Western Australia is the largest state in Australia covering the entire western third of the continent. It is the fourth most populous state representing 11 per cent of the Australian population. Ninety-two per cent of its 2.5 million citizens reside in the south-west corner leaving the rest of this vast state sparsely populated. Due to this population disparity, regional and remote communities in WA have experienced decades of comparative service limitations and poor infrastructure development. WA’s economy is largely driven by resources extraction and processing of minerals and petroleum, followed by agricultural commodities and a range of more marginal industries, e.g. tourism and aquaculture. Despite attempts to diversify, WA retains a largely mono-economy centred on mining resources, thereby positioning the state as highly susceptible to boom-bust mining cycles. Since 2014, WA has experienced a mining related economic downturn or bust cycle, impacting largely on the employment and housing sectors and limiting population growth.
As the majority of mining projects are located in regional and remote WA, the late 2000s – at the height of mining resource boom cycle – saw increasing calls to redirect government spending from the major population centres (mostly the Greater Perth Metropolitan area) to rural and remote communities, particularly those hosting mining and associated construction/service industries and workforces. What ensured was policy formulation of the Royalties for Regions (RfR) scheme, which enshrined in legislation a 25 per cent reinvestment of mining royalty payments to regional communities. Since 2009, RfR has become the cornerstone of regional policy and development in the state with funding provided to over 3600 projects and programs to facilitate economic, business and social development. The scheme has significantly benefitted regional WA through infrastructure renewal and service support, potentially allowing for the introduction of new industries and population increases in regional areas. It remains the only policy of its type in the Australian context. However, from the outset, the scheme has remained both controversial and highly scrutinised, particularly given its AUS$1 billion-a year regional spend.
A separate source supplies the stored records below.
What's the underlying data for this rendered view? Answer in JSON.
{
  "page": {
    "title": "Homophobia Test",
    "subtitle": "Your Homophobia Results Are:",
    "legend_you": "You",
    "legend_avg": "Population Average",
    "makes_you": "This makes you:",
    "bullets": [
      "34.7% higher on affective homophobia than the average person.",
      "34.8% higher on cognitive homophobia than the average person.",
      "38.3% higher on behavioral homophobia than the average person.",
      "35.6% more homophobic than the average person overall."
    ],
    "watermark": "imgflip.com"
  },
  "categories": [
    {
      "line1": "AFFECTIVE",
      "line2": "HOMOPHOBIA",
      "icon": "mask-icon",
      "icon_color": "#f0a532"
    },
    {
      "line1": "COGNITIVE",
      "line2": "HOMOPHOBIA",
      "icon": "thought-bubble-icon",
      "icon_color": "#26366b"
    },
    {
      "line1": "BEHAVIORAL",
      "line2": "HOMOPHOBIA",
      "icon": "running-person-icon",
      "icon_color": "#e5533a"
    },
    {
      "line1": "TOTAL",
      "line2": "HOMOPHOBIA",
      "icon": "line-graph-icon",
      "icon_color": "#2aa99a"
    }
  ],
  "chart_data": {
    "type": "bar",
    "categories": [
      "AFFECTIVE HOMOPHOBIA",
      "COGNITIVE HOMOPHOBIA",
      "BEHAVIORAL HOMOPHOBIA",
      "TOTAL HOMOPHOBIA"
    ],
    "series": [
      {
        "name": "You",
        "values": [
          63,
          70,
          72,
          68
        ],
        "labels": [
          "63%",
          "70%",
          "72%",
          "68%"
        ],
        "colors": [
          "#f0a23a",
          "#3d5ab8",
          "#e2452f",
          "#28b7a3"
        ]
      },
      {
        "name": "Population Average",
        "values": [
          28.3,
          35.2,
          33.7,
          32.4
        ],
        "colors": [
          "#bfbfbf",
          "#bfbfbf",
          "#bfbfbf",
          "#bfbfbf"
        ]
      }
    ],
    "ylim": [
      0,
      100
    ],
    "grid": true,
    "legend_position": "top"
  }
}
In March 2017, the sitting Coalition government, engineers of the RfR policy, suffered electoral defeat. The newly elected government (Australian Labor Party) had as one of its electoral promises a review of the RfR scheme and commenced revising and reprioritising scheme funding post its election success. This has created considerable discontent in regional WA, particularly where RfR funded infrastructure projects were promised or in the pipeline. While the emphasis of the scheme has changed, there is no indication that it will be abolished under the new government. However its focus has now moved away from regional towns towards supporting the development and growth of particularly industries, e.g. tourism, agriculture, aquaculture and viticulture as a means of boosting regional employment and future economic diversity. The incumbent government has identified an initial focus on the agricultural sector and improving water quality and access as reprioritised RfR targets. Currently it remains too early to predict the direction of regional development and policy in WA under the new government.